For items that are frequently purchased, a bulk purchase from bulk food clubs including Sams Club, Cosco, BJs, and others, are more cost effective for whole wheat high fiber breads, grains, cereals and other non-perishable dry goods and freezable items. These items can be easily incorporated into prepared lunches and for breakfast at home. Rethink non-essential food items that offer little or no nutritional value such as soft drinks, cookies, candies and other impulse items.
Meal Planning and Shopping Tips
The average American eats 2-3 times the recommended portion size indicated on a Nutrition Facts Label. Pay attention to portion size and minimize plate waste by being aware of the number of servings in a food package. For example, when preparing meals at home pay attention to the number of servings per food container or package. For grain and cereals items ½ cup for hot cereals and ¾ for cold cereals is considered a serving size. Use this information to plan for the number of meal portions to be served and how many servings you can yield from items purchased. Portion control is also essential to adequate weight management.
If dinning out is one of your favorite past times, be aware that the amount of food served is about 3 times the normal recommended portion size. So, don’t feel like you have to devour the entire entrée at one sitting. Eat a bit and save some for later.
It’s natural to snack so why not plan a healthy way to do it? Instead of making multiple trips to the vending machine at work or school, save the change and purchase items including granola bars, yogurt, salt free pretzels, whole fruits, carrot sticks, whole wheat peanut butter crackers, and other healthy items that can be packed and taken with you to school or work. This is a great way to ensure good nutrition while also preventing unbudgeted expenses.

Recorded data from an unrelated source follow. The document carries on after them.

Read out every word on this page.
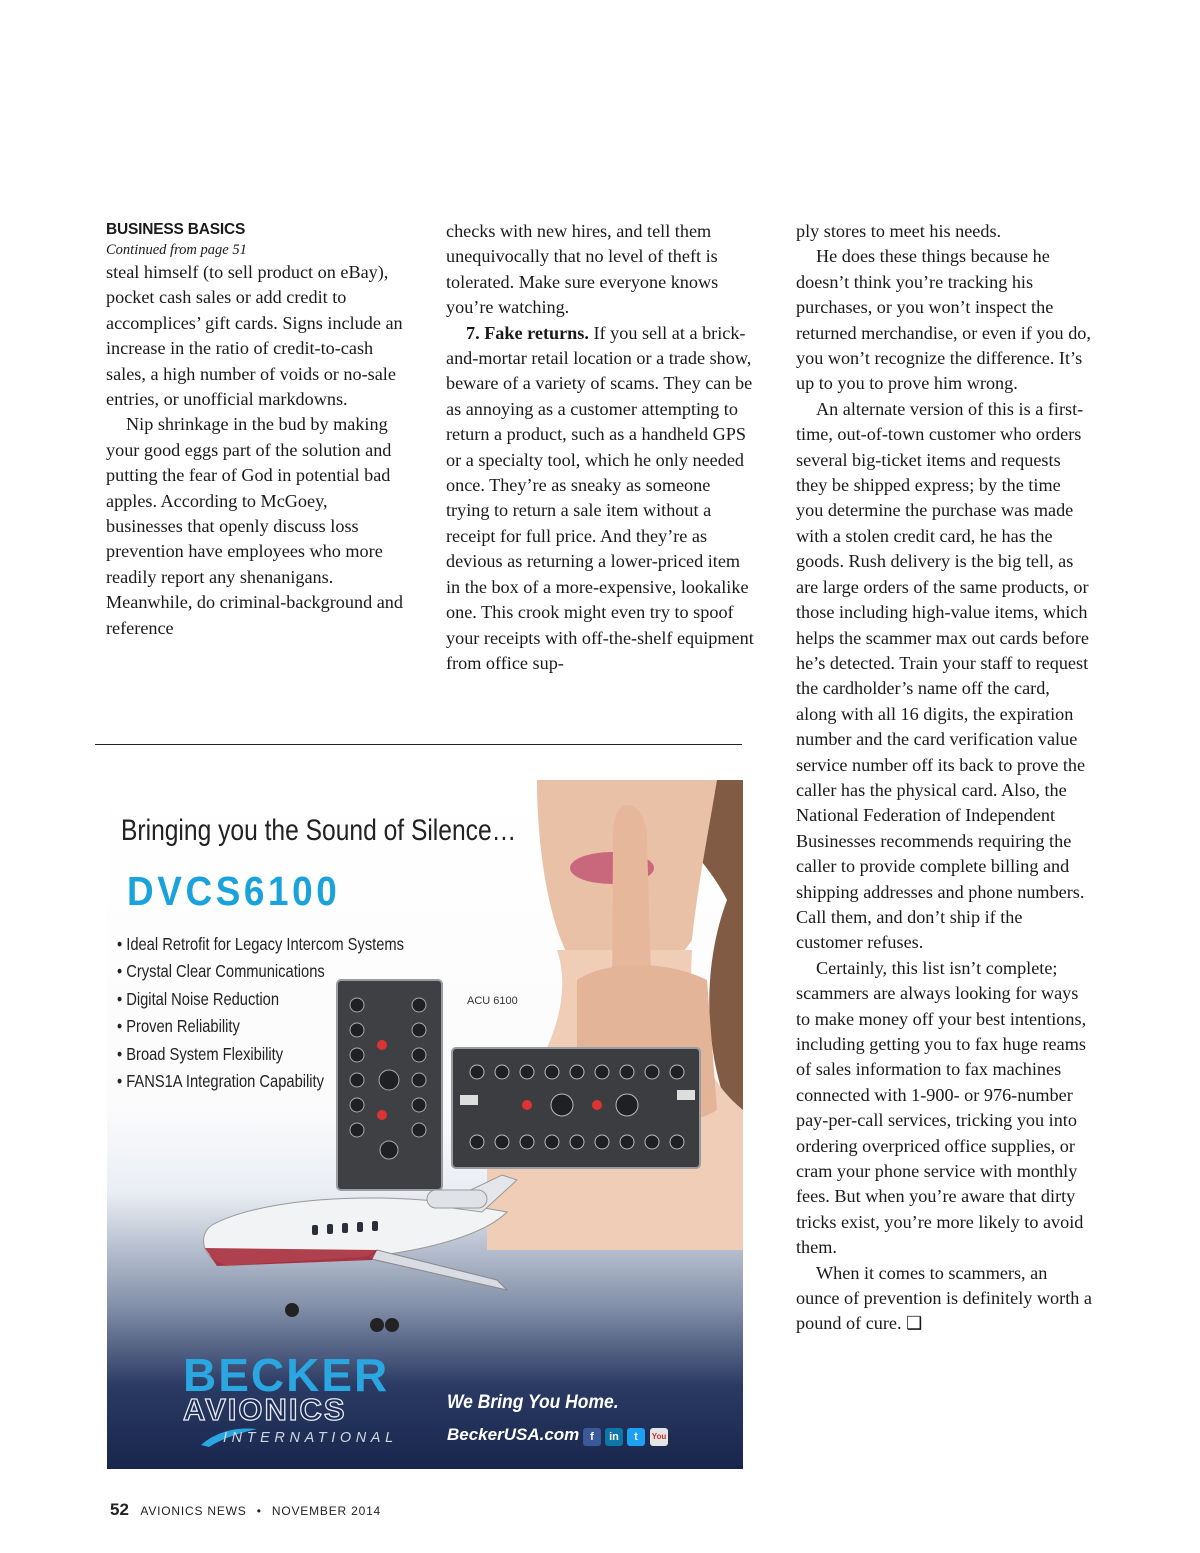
BUSINESS BASICS

Continued from page 51

steal himself (to sell product on eBay), pocket cash sales or add credit to accomplices’ gift cards. Signs include an increase in the ratio of credit-to-cash sales, a high number of voids or no-sale entries, or unofficial markdowns.

Nip shrinkage in the bud by making your good eggs part of the solution and putting the fear of God in potential bad apples. According to McGoey, businesses that openly discuss loss prevention have employees who more readily report any shenanigans. Meanwhile, do criminal-background and reference

checks with new hires, and tell them unequivocally that no level of theft is tolerated. Make sure everyone knows you’re watching.

7. Fake returns. If you sell at a brick-and-mortar retail location or a trade show, beware of a variety of scams. They can be as annoying as a customer attempting to return a product, such as a handheld GPS or a specialty tool, which he only needed once. They’re as sneaky as someone trying to return a sale item without a receipt for full price. And they’re as devious as returning a lower-priced item in the box of a more-expensive, lookalike one. This crook might even try to spoof your receipts with off-the-shelf equipment from office sup-

ply stores to meet his needs.

He does these things because he doesn’t think you’re tracking his purchases, or you won’t inspect the returned merchandise, or even if you do, you won’t recognize the difference. It’s up to you to prove him wrong.

An alternate version of this is a first-time, out-of-town customer who orders several big-ticket items and requests they be shipped express; by the time you determine the purchase was made with a stolen credit card, he has the goods. Rush delivery is the big tell, as are large orders of the same products, or those including high-value items, which helps the scammer max out cards before he’s detected. Train your staff to request the cardholder’s name off the card, along with all 16 digits, the expiration number and the card verification value service number off its back to prove the caller has the physical card. Also, the National Federation of Independent Businesses recommends requiring the caller to provide complete billing and shipping addresses and phone numbers. Call them, and don’t ship if the customer refuses.

Certainly, this list isn’t complete; scammers are always looking for ways to make money off your best intentions, including getting you to fax huge reams of sales information to fax machines connected with 1-900- or 976-number pay-per-call services, tricking you into ordering overpriced office supplies, or cram your phone service with monthly fees. But when you’re aware that dirty tricks exist, you’re more likely to avoid them.

When it comes to scammers, an ounce of prevention is definitely worth a pound of cure. ❑

Bringing you the Sound of Silence…
DVCS6100
• Ideal Retrofit for Legacy Intercom Systems
• Crystal Clear Communications
• Digital Noise Reduction
• Proven Reliability
• Broad System Flexibility
• FANS1A Integration Capability
ACU 6100
BECKER
AVIONICS
INTERNATIONAL
We Bring You Home.
BeckerUSA.com f	in	t	You
52 AVIONICS NEWS • NOVEMBER 2014
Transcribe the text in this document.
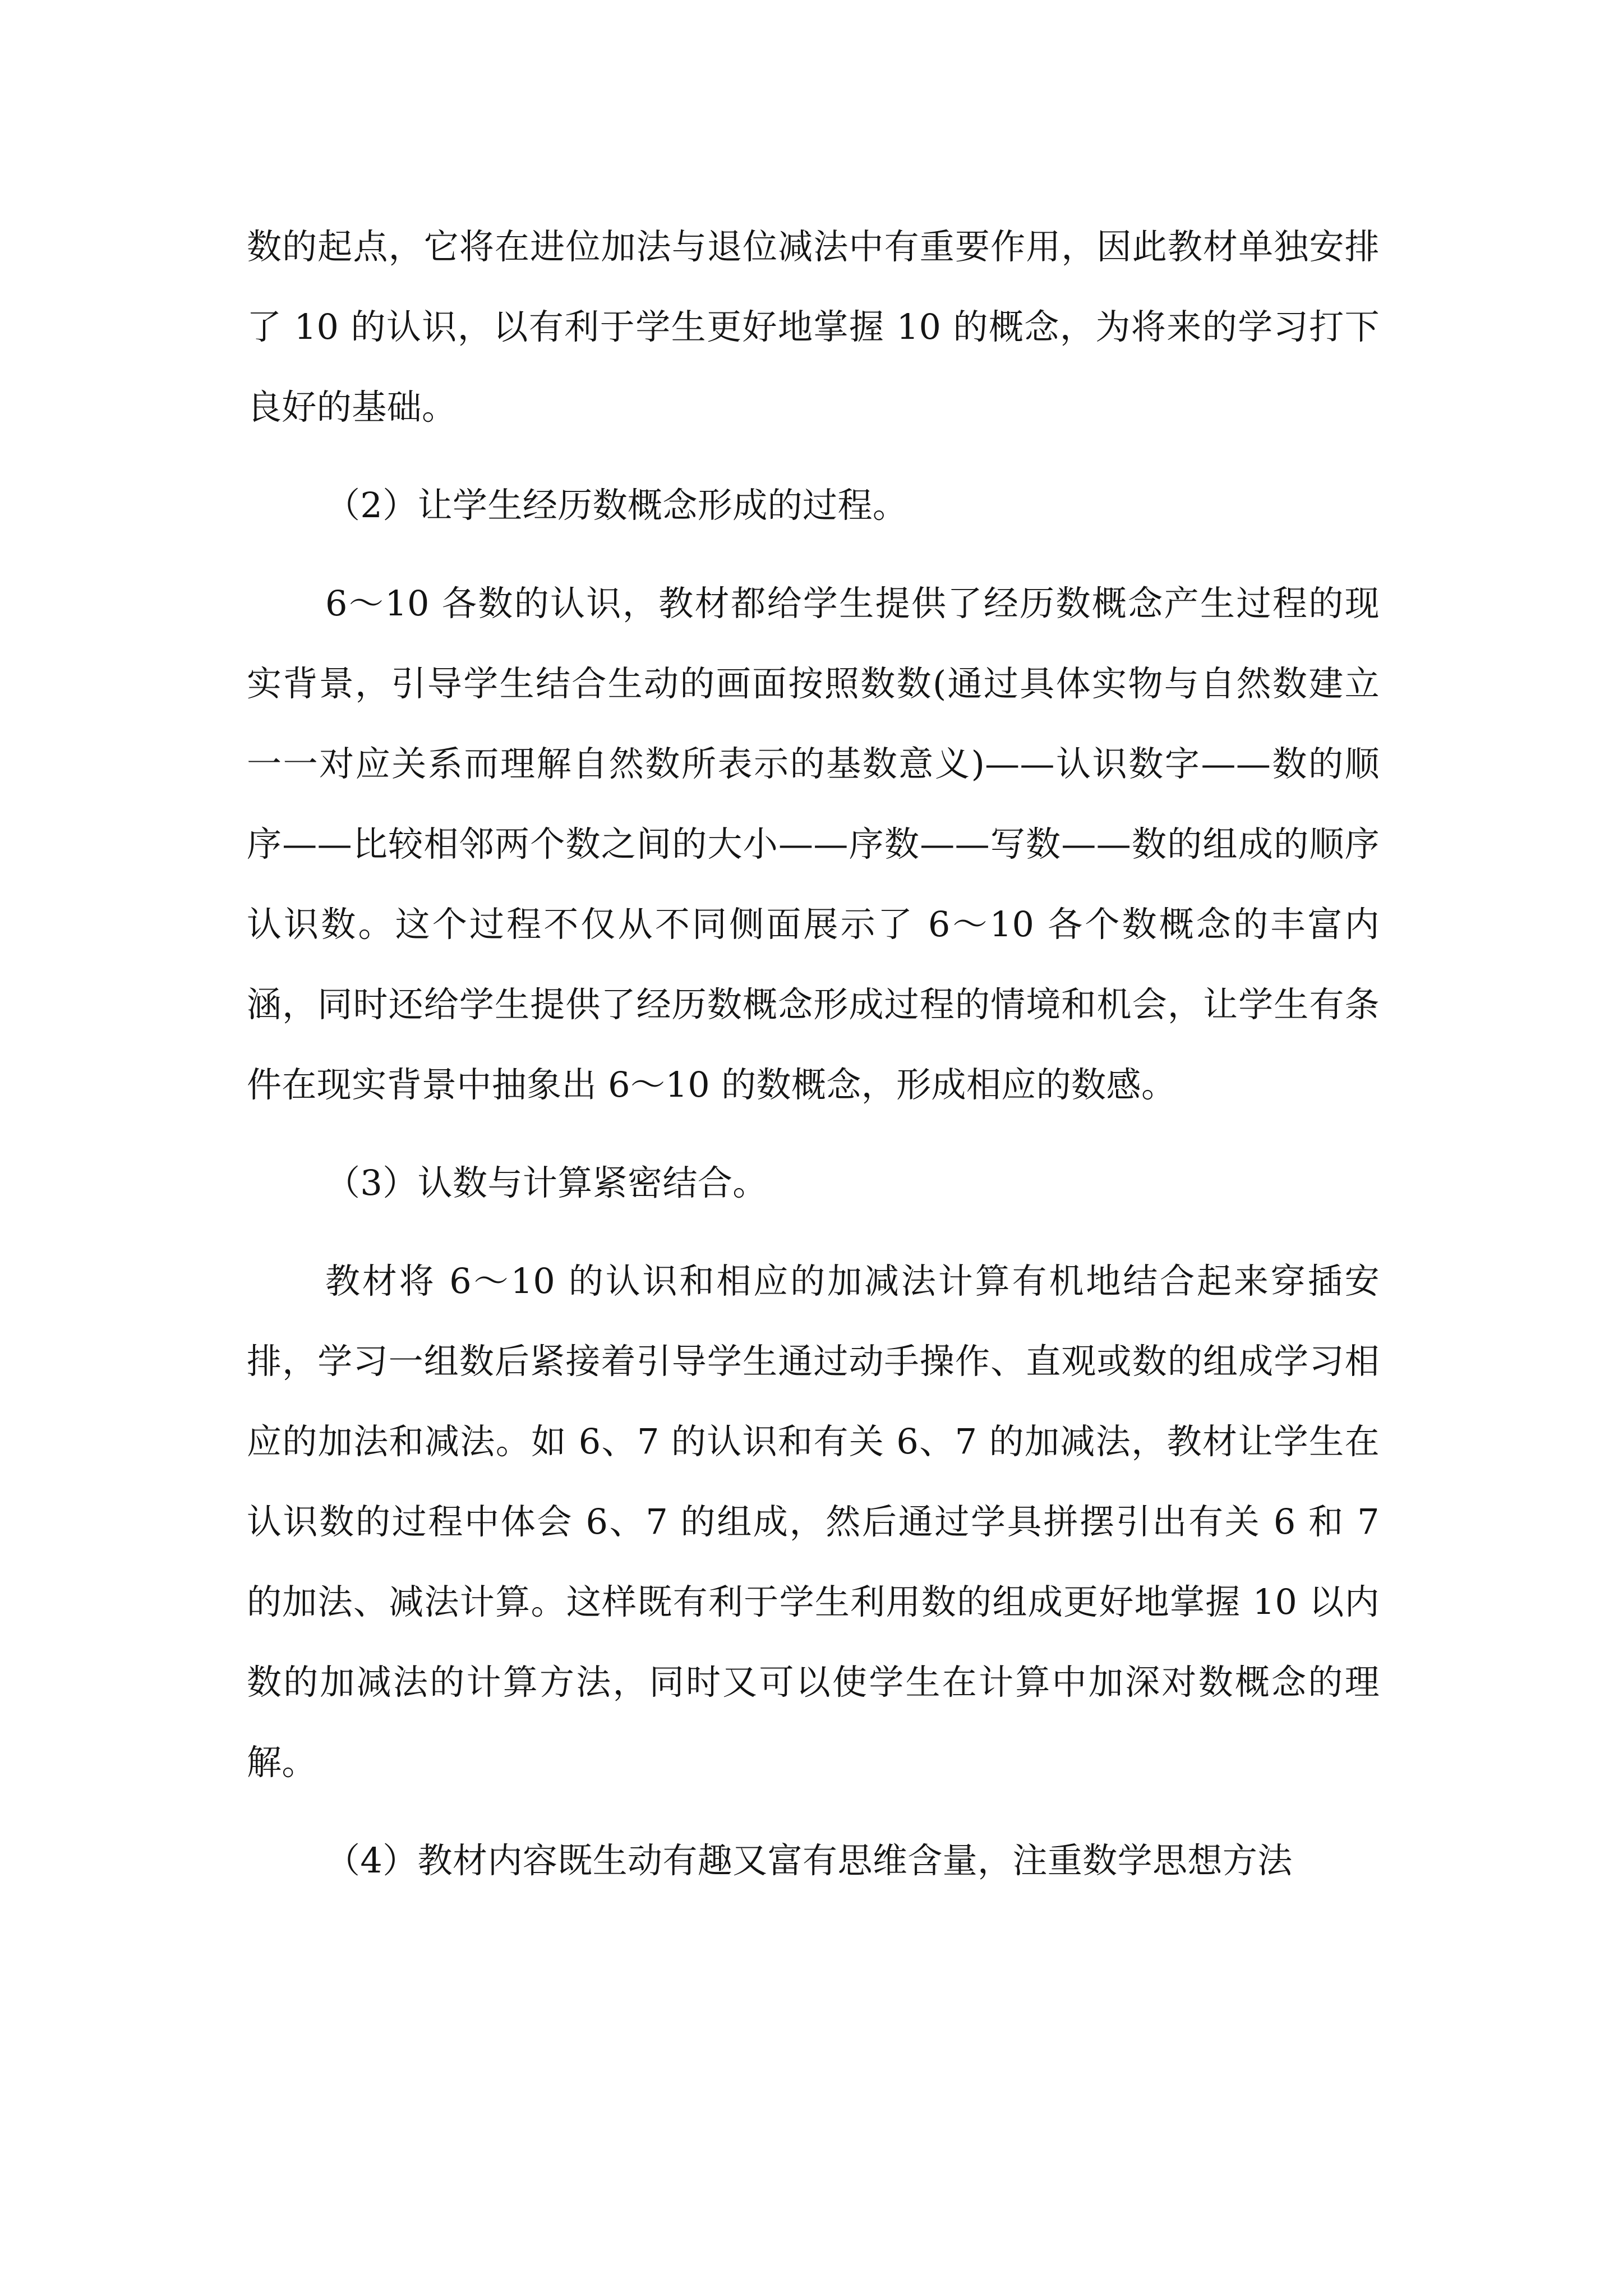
数的起点，它将在进位加法与退位减法中有重要作用，因此教材单独安排了 10 的认识，以有利于学生更好地掌握 10 的概念，为将来的学习打下良好的基础。

（2）让学生经历数概念形成的过程。

6～10 各数的认识，教材都给学生提供了经历数概念产生过程的现实背景，引导学生结合生动的画面按照数数(通过具体实物与自然数建立一一对应关系而理解自然数所表示的基数意义)——认识数字——数的顺序——比较相邻两个数之间的大小——序数——写数——数的组成的顺序认识数。这个过程不仅从不同侧面展示了 6～10 各个数概念的丰富内涵，同时还给学生提供了经历数概念形成过程的情境和机会，让学生有条件在现实背景中抽象出 6～10 的数概念，形成相应的数感。

（3）认数与计算紧密结合。

教材将 6～10 的认识和相应的加减法计算有机地结合起来穿插安排，学习一组数后紧接着引导学生通过动手操作、直观或数的组成学习相应的加法和减法。如 6、7 的认识和有关 6、7 的加减法，教材让学生在认识数的过程中体会 6、7 的组成，然后通过学具拼摆引出有关 6 和 7 的加法、减法计算。这样既有利于学生利用数的组成更好地掌握 10 以内数的加减法的计算方法，同时又可以使学生在计算中加深对数概念的理解。

（4）教材内容既生动有趣又富有思维含量，注重数学思想方法
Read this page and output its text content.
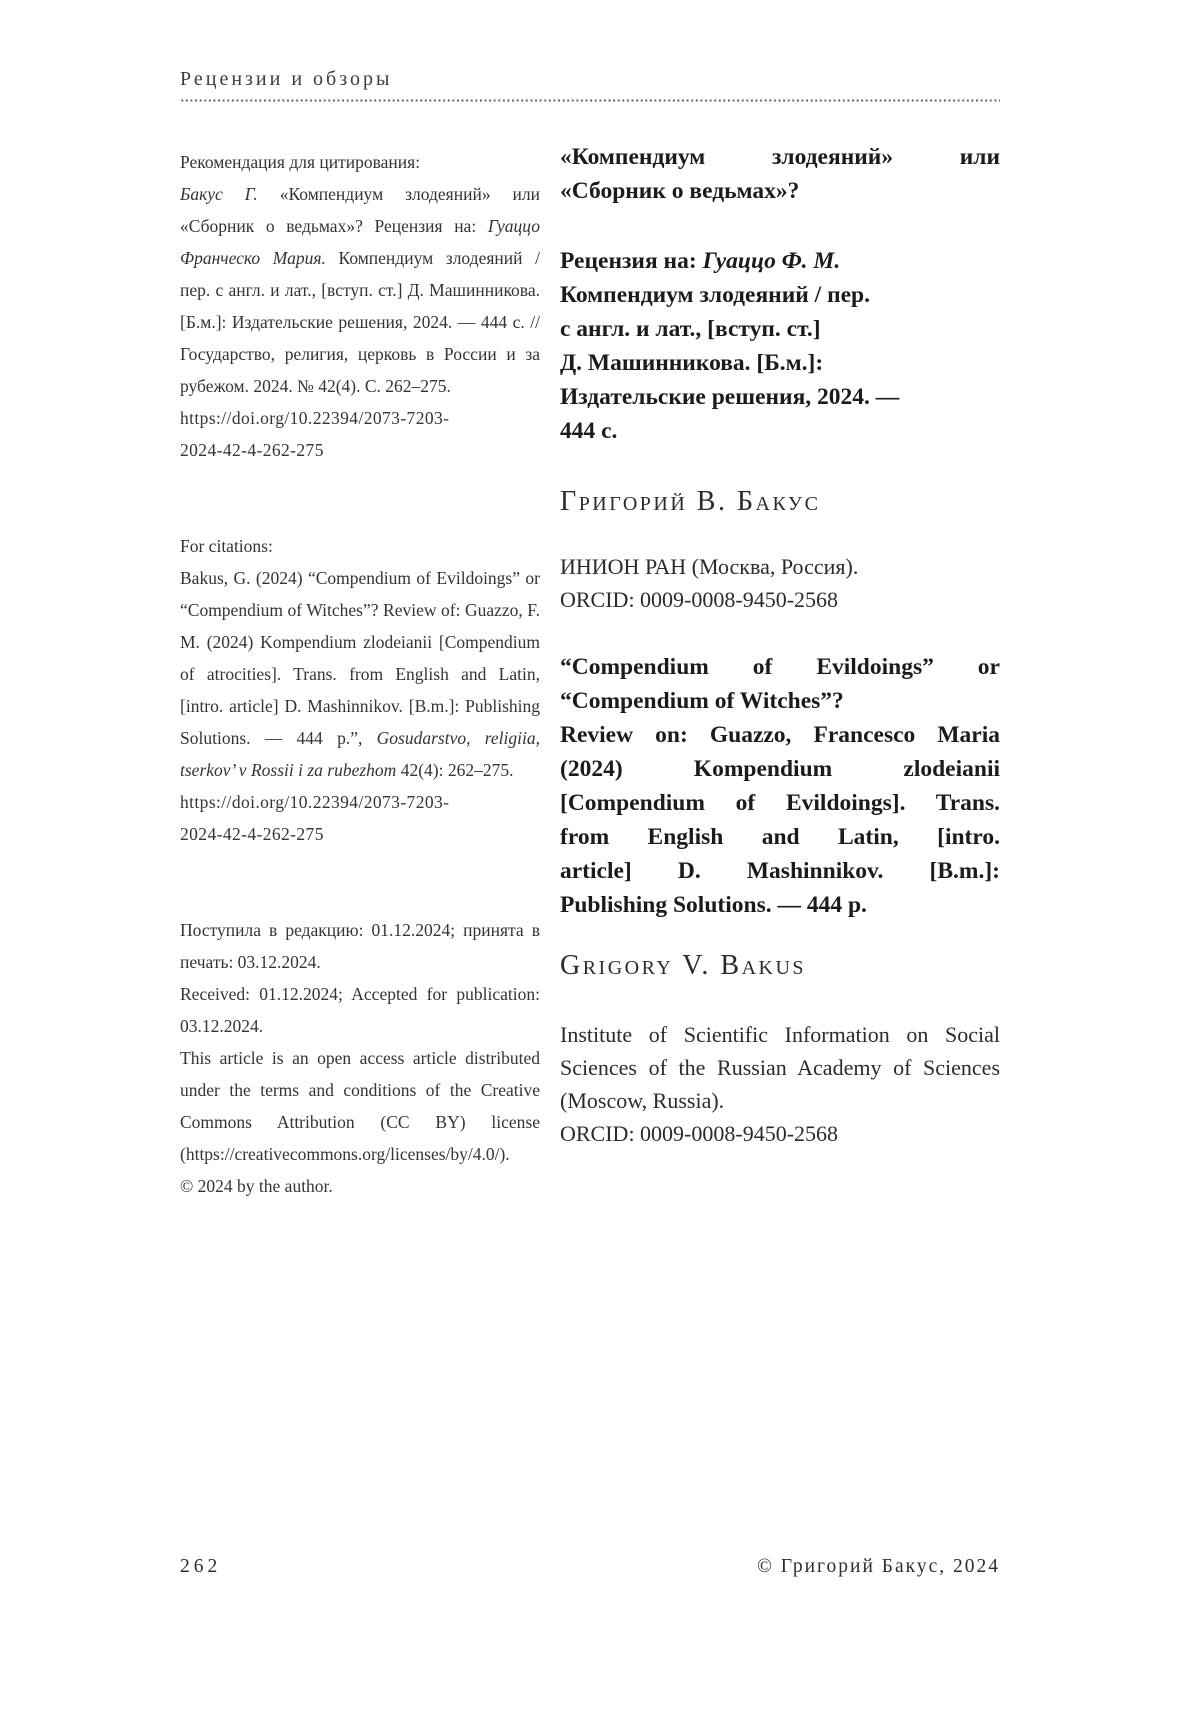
Рецензии и обзоры

Рекомендация для цитирования:

Бакус Г. «Компендиум злодеяний» или «Сборник о ведьмах»? Рецензия на: Гуаццо Франческо Мария. Компендиум злодеяний / пер. с англ. и лат., [вступ. ст.] Д. Машинникова. [Б.м.]: Издательские решения, 2024. — 444 с. // Государство, религия, церковь в России и за рубежом. 2024. № 42(4). С. 262–275.

https://doi.org/10.22394/2073-7203-
2024-42-4-262-275

For citations:

Bakus, G. (2024) “Compendium of Evildoings” or “Compendium of Witches”? Review of: Guazzo, F. M. (2024) Kompendium zlodeianii [Compendium of atrocities]. Trans. from English and Latin, [intro. article] D. Mashinnikov. [B.m.]: Publishing Solutions. — 444 p.”, Gosudarstvo, religiia, tserkov’ v Rossii i za rubezhom 42(4): 262–275.

https://doi.org/10.22394/2073-7203-
2024-42-4-262-275

Поступила в редакцию: 01.12.2024; принята в печать: 03.12.2024.

Received: 01.12.2024; Accepted for publication: 03.12.2024.

This article is an open access article distributed under the terms and conditions of the Creative Commons Attribution (CC BY) license (https://creativecommons.org/licenses/by/4.0/).

© 2024 by the author.

«Компендиум злодеяний» или
«Сборник о ведьмах»?
Рецензия на: Гуаццо Ф. М.
Компендиум злодеяний / пер.
с англ. и лат., [вступ. ст.]
Д. Машинникова. [Б.м.]:
Издательские решения, 2024. —
444 с.
Григорий В. Бакус
ИНИОН РАН (Москва, Россия).
ORCID: 0009-0008-9450-2568
“Compendium of Evildoings” or
“Compendium of Witches”?
Review on: Guazzo, Francesco Maria
(2024) Kompendium zlodeianii
[Compendium of Evildoings]. Trans.
from English and Latin, [intro.
article] D. Mashinnikov. [B.m.]:
Publishing Solutions. — 444 p.
Grigory V. Bakus
Institute of Scientific Information on Social Sciences of the Russian Academy of Sciences (Moscow, Russia).
ORCID: 0009-0008-9450-2568
262	© Григорий Бакус, 2024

Purchasing in Season Fruits and Veggies
Using the weekly supermarket sale papers when shopping is a good habit that will help us shop sales and save money on food costs. Purchasing items fruits and vegetable in season such as squash, potatoes and other items in the fall and winter and berries and tropical fruits in summer allows you to save money and get a variety of nutrients throughout the year. Other items including many vegetables may be purchased fresh frozen, stored and used in meals.
One way to begin is to know where you stand and make adjustments as necessary. Another way to know how much you spend on groceries is to keep a record of how much your family spends on food for a two-month period. After you collect this information, you can determine how to reduce your monthly food budget. Everyone has to eat, but you can eat healthy and cut budget costs significantly when you plan accordingly.
Your healthy is your wealth so invest in it!